I appreciate your post. I feel like there are a few people out there who got defective tracks and now everyone thinks joining track is a bad idea.
The tracks should **** together. The saw actually doesn’t care about the edge of the aluminum track. That can be off a little.

The saw actually runs on the raised part to the right of the 2 holes in the picture. Thats the feature that has to be straight.
These are extrusions so they should be dimensionally very good. The only real way to screw up a track is to have the ends cut out of square with that raised feature.
I’ve never done it but you could probably recut the ends with a chop saw.
Point is, I have old Bosch track and new Milwaukee track and both sets are better than they need to be.
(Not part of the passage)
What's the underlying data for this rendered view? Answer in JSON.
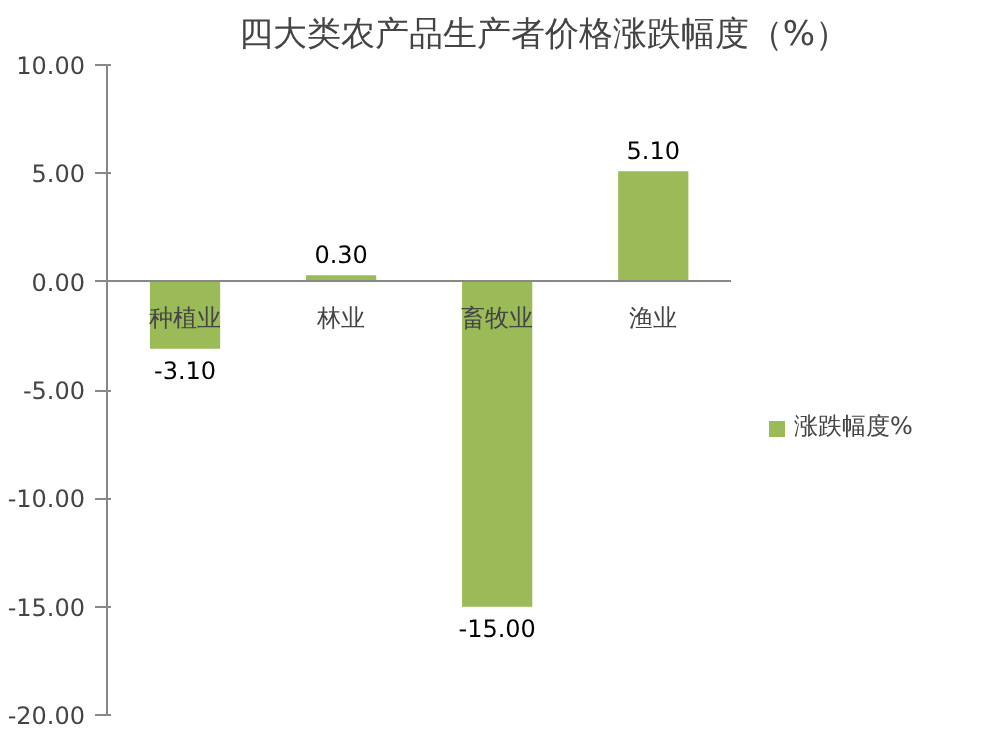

If you get bad track, send them back. If you have out of warranty track, try swapping them end for end. Maybe if one end is out the other is square. If both ends are out, theoretically you can fix it with a machinists square and a file.
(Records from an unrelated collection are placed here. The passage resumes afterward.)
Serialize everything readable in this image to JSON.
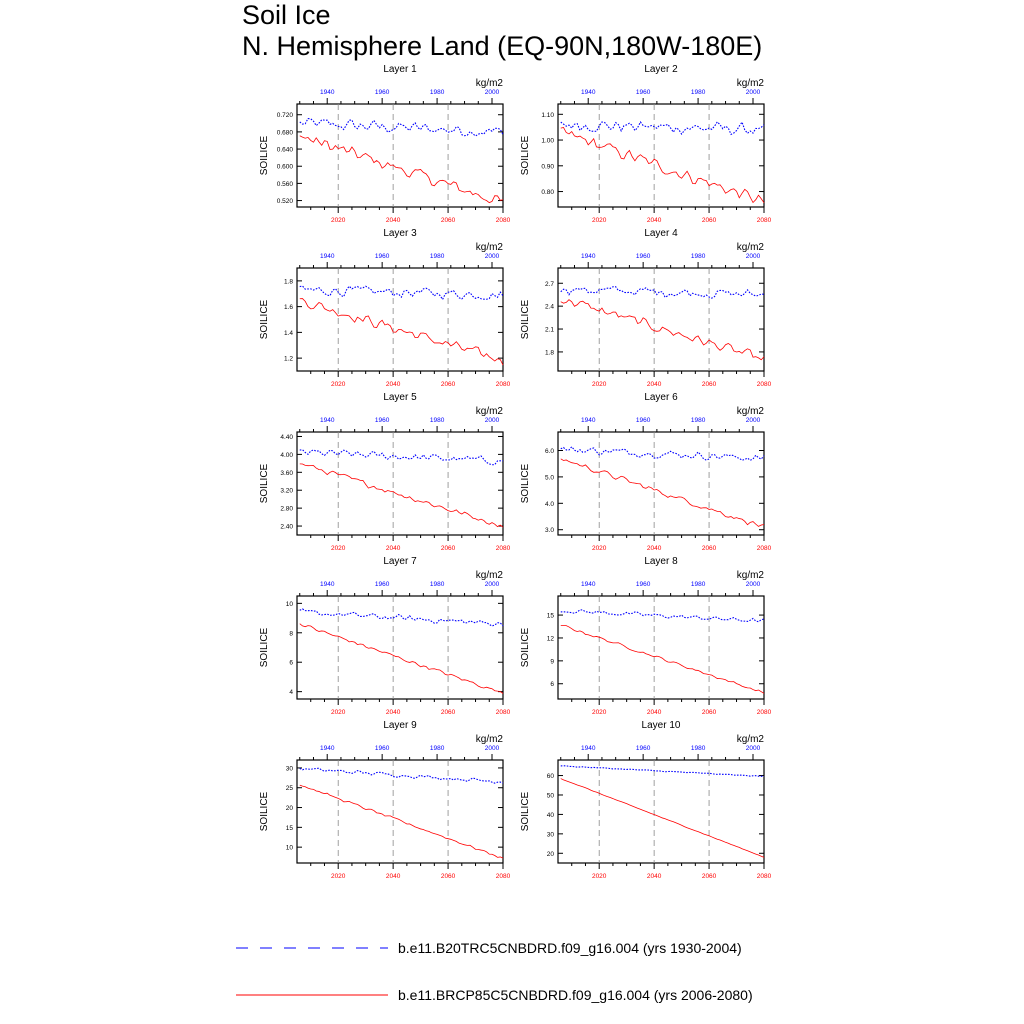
{
  "title": "Soil Ice",
  "subtitle": "N. Hemisphere Land (EQ-90N,180W-180E)",
  "legend": [
    {
      "label": "b.e11.B20TRC5CNBDRD.f09_g16.004 (yrs 1930-2004)",
      "color": "#0000ff",
      "style": "dashed"
    },
    {
      "label": "b.e11.BRCP85C5CNBDRD.f09_g16.004 (yrs 2006-2080)",
      "color": "#ff0000",
      "style": "solid"
    }
  ],
  "colors": {
    "historical": "#0000ff",
    "future": "#ff0000"
  },
  "chart_data": [
    {
      "type": "line",
      "title": "Layer 1",
      "ylabel": "SOILICE",
      "units": "kg/m2",
      "ylim": [
        0.505,
        0.745
      ],
      "yticks": [
        0.52,
        0.56,
        0.6,
        0.64,
        0.68,
        0.72
      ],
      "ytick_labels": [
        "0.520",
        "0.560",
        "0.600",
        "0.640",
        "0.680",
        "0.720"
      ],
      "top_xticks": [
        "1940",
        "1960",
        "1980",
        "2000"
      ],
      "bottom_xticks": [
        "2020",
        "2040",
        "2060",
        "2080"
      ],
      "series": [
        {
          "years": "1930-2004",
          "start": 0.7,
          "end": 0.68,
          "noise": 0.018,
          "color": "#0000ff",
          "dashed": true
        },
        {
          "years": "2006-2080",
          "start": 0.67,
          "end": 0.515,
          "noise": 0.018,
          "color": "#ff0000",
          "dashed": false
        }
      ]
    },
    {
      "type": "line",
      "title": "Layer 2",
      "ylabel": "SOILICE",
      "units": "kg/m2",
      "ylim": [
        0.74,
        1.14
      ],
      "yticks": [
        0.8,
        0.9,
        1.0,
        1.1
      ],
      "ytick_labels": [
        "0.80",
        "0.90",
        "1.00",
        "1.10"
      ],
      "top_xticks": [
        "1940",
        "1960",
        "1980",
        "2000"
      ],
      "bottom_xticks": [
        "2020",
        "2040",
        "2060",
        "2080"
      ],
      "series": [
        {
          "years": "1930-2004",
          "start": 1.06,
          "end": 1.04,
          "noise": 0.03,
          "color": "#0000ff",
          "dashed": true
        },
        {
          "years": "2006-2080",
          "start": 1.03,
          "end": 0.76,
          "noise": 0.03,
          "color": "#ff0000",
          "dashed": false
        }
      ]
    },
    {
      "type": "line",
      "title": "Layer 3",
      "ylabel": "SOILICE",
      "units": "kg/m2",
      "ylim": [
        1.1,
        1.9
      ],
      "yticks": [
        1.2,
        1.4,
        1.6,
        1.8
      ],
      "ytick_labels": [
        "1.2",
        "1.4",
        "1.6",
        "1.8"
      ],
      "top_xticks": [
        "1940",
        "1960",
        "1980",
        "2000"
      ],
      "bottom_xticks": [
        "2020",
        "2040",
        "2060",
        "2080"
      ],
      "series": [
        {
          "years": "1930-2004",
          "start": 1.73,
          "end": 1.69,
          "noise": 0.05,
          "color": "#0000ff",
          "dashed": true
        },
        {
          "years": "2006-2080",
          "start": 1.65,
          "end": 1.18,
          "noise": 0.05,
          "color": "#ff0000",
          "dashed": false
        }
      ]
    },
    {
      "type": "line",
      "title": "Layer 4",
      "ylabel": "SOILICE",
      "units": "kg/m2",
      "ylim": [
        1.55,
        2.9
      ],
      "yticks": [
        1.8,
        2.1,
        2.4,
        2.7
      ],
      "ytick_labels": [
        "1.8",
        "2.1",
        "2.4",
        "2.7"
      ],
      "top_xticks": [
        "1940",
        "1960",
        "1980",
        "2000"
      ],
      "bottom_xticks": [
        "2020",
        "2040",
        "2060",
        "2080"
      ],
      "series": [
        {
          "years": "1930-2004",
          "start": 2.62,
          "end": 2.55,
          "noise": 0.08,
          "color": "#0000ff",
          "dashed": true
        },
        {
          "years": "2006-2080",
          "start": 2.5,
          "end": 1.7,
          "noise": 0.08,
          "color": "#ff0000",
          "dashed": false
        }
      ]
    },
    {
      "type": "line",
      "title": "Layer 5",
      "ylabel": "SOILICE",
      "units": "kg/m2",
      "ylim": [
        2.2,
        4.5
      ],
      "yticks": [
        2.4,
        2.8,
        3.2,
        3.6,
        4.0,
        4.4
      ],
      "ytick_labels": [
        "2.40",
        "2.80",
        "3.20",
        "3.60",
        "4.00",
        "4.40"
      ],
      "top_xticks": [
        "1940",
        "1960",
        "1980",
        "2000"
      ],
      "bottom_xticks": [
        "2020",
        "2040",
        "2060",
        "2080"
      ],
      "series": [
        {
          "years": "1930-2004",
          "start": 4.05,
          "end": 3.85,
          "noise": 0.11,
          "color": "#0000ff",
          "dashed": true
        },
        {
          "years": "2006-2080",
          "start": 3.8,
          "end": 2.4,
          "noise": 0.08,
          "color": "#ff0000",
          "dashed": false
        }
      ]
    },
    {
      "type": "line",
      "title": "Layer 6",
      "ylabel": "SOILICE",
      "units": "kg/m2",
      "ylim": [
        2.8,
        6.7
      ],
      "yticks": [
        3.0,
        4.0,
        5.0,
        6.0
      ],
      "ytick_labels": [
        "3.0",
        "4.0",
        "5.0",
        "6.0"
      ],
      "top_xticks": [
        "1940",
        "1960",
        "1980",
        "2000"
      ],
      "bottom_xticks": [
        "2020",
        "2040",
        "2060",
        "2080"
      ],
      "series": [
        {
          "years": "1930-2004",
          "start": 6.05,
          "end": 5.7,
          "noise": 0.18,
          "color": "#0000ff",
          "dashed": true
        },
        {
          "years": "2006-2080",
          "start": 5.7,
          "end": 3.1,
          "noise": 0.13,
          "color": "#ff0000",
          "dashed": false
        }
      ]
    },
    {
      "type": "line",
      "title": "Layer 7",
      "ylabel": "SOILICE",
      "units": "kg/m2",
      "ylim": [
        3.5,
        10.5
      ],
      "yticks": [
        4,
        6,
        8,
        10
      ],
      "ytick_labels": [
        "4",
        "6",
        "8",
        "10"
      ],
      "top_xticks": [
        "1940",
        "1960",
        "1980",
        "2000"
      ],
      "bottom_xticks": [
        "2020",
        "2040",
        "2060",
        "2080"
      ],
      "series": [
        {
          "years": "1930-2004",
          "start": 9.4,
          "end": 8.6,
          "noise": 0.25,
          "color": "#0000ff",
          "dashed": true
        },
        {
          "years": "2006-2080",
          "start": 8.6,
          "end": 3.9,
          "noise": 0.15,
          "color": "#ff0000",
          "dashed": false
        }
      ]
    },
    {
      "type": "line",
      "title": "Layer 8",
      "ylabel": "SOILICE",
      "units": "kg/m2",
      "ylim": [
        4.0,
        17.5
      ],
      "yticks": [
        6,
        9,
        12,
        15
      ],
      "ytick_labels": [
        "6",
        "9",
        "12",
        "15"
      ],
      "top_xticks": [
        "1940",
        "1960",
        "1980",
        "2000"
      ],
      "bottom_xticks": [
        "2020",
        "2040",
        "2060",
        "2080"
      ],
      "series": [
        {
          "years": "1930-2004",
          "start": 15.6,
          "end": 14.2,
          "noise": 0.35,
          "color": "#0000ff",
          "dashed": true
        },
        {
          "years": "2006-2080",
          "start": 13.7,
          "end": 4.8,
          "noise": 0.22,
          "color": "#ff0000",
          "dashed": false
        }
      ]
    },
    {
      "type": "line",
      "title": "Layer 9",
      "ylabel": "SOILICE",
      "units": "kg/m2",
      "ylim": [
        6,
        32
      ],
      "yticks": [
        10,
        15,
        20,
        25,
        30
      ],
      "ytick_labels": [
        "10",
        "15",
        "20",
        "25",
        "30"
      ],
      "top_xticks": [
        "1940",
        "1960",
        "1980",
        "2000"
      ],
      "bottom_xticks": [
        "2020",
        "2040",
        "2060",
        "2080"
      ],
      "series": [
        {
          "years": "1930-2004",
          "start": 29.8,
          "end": 26.5,
          "noise": 0.6,
          "color": "#0000ff",
          "dashed": true
        },
        {
          "years": "2006-2080",
          "start": 25.8,
          "end": 7.2,
          "noise": 0.4,
          "color": "#ff0000",
          "dashed": false
        }
      ]
    },
    {
      "type": "line",
      "title": "Layer 10",
      "ylabel": "SOILICE",
      "units": "kg/m2",
      "ylim": [
        15,
        68
      ],
      "yticks": [
        20,
        30,
        40,
        50,
        60
      ],
      "ytick_labels": [
        "20",
        "30",
        "40",
        "50",
        "60"
      ],
      "top_xticks": [
        "1940",
        "1960",
        "1980",
        "2000"
      ],
      "bottom_xticks": [
        "2020",
        "2040",
        "2060",
        "2080"
      ],
      "series": [
        {
          "years": "1930-2004",
          "start": 65.0,
          "end": 59.5,
          "noise": 0.3,
          "color": "#0000ff",
          "dashed": true
        },
        {
          "years": "2006-2080",
          "start": 58.5,
          "end": 18.0,
          "noise": 0.2,
          "color": "#ff0000",
          "dashed": false
        }
      ]
    }
  ]
}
The connectors are not supposed to force the tracks straight. You **** them hard, then tighten the grub screws.
One more thing: The tracks aren’t all identical, but they are basically interchangeable between Festool, Milwaukee, Makita and maybe Maffel. If you were worried, either buy and check and plan to make a return, or buy Festool. I don’t think there’s an enormous price difference. (The difference in tracks is the non slip strips on the bottom and the anti tip feature that many of us will never use.
Edit: Props to anyone who can correctly identify the wooden plane in the pic above. Hint, there’s a piece of scrap on the bench showing what it does and explains why I’m using it.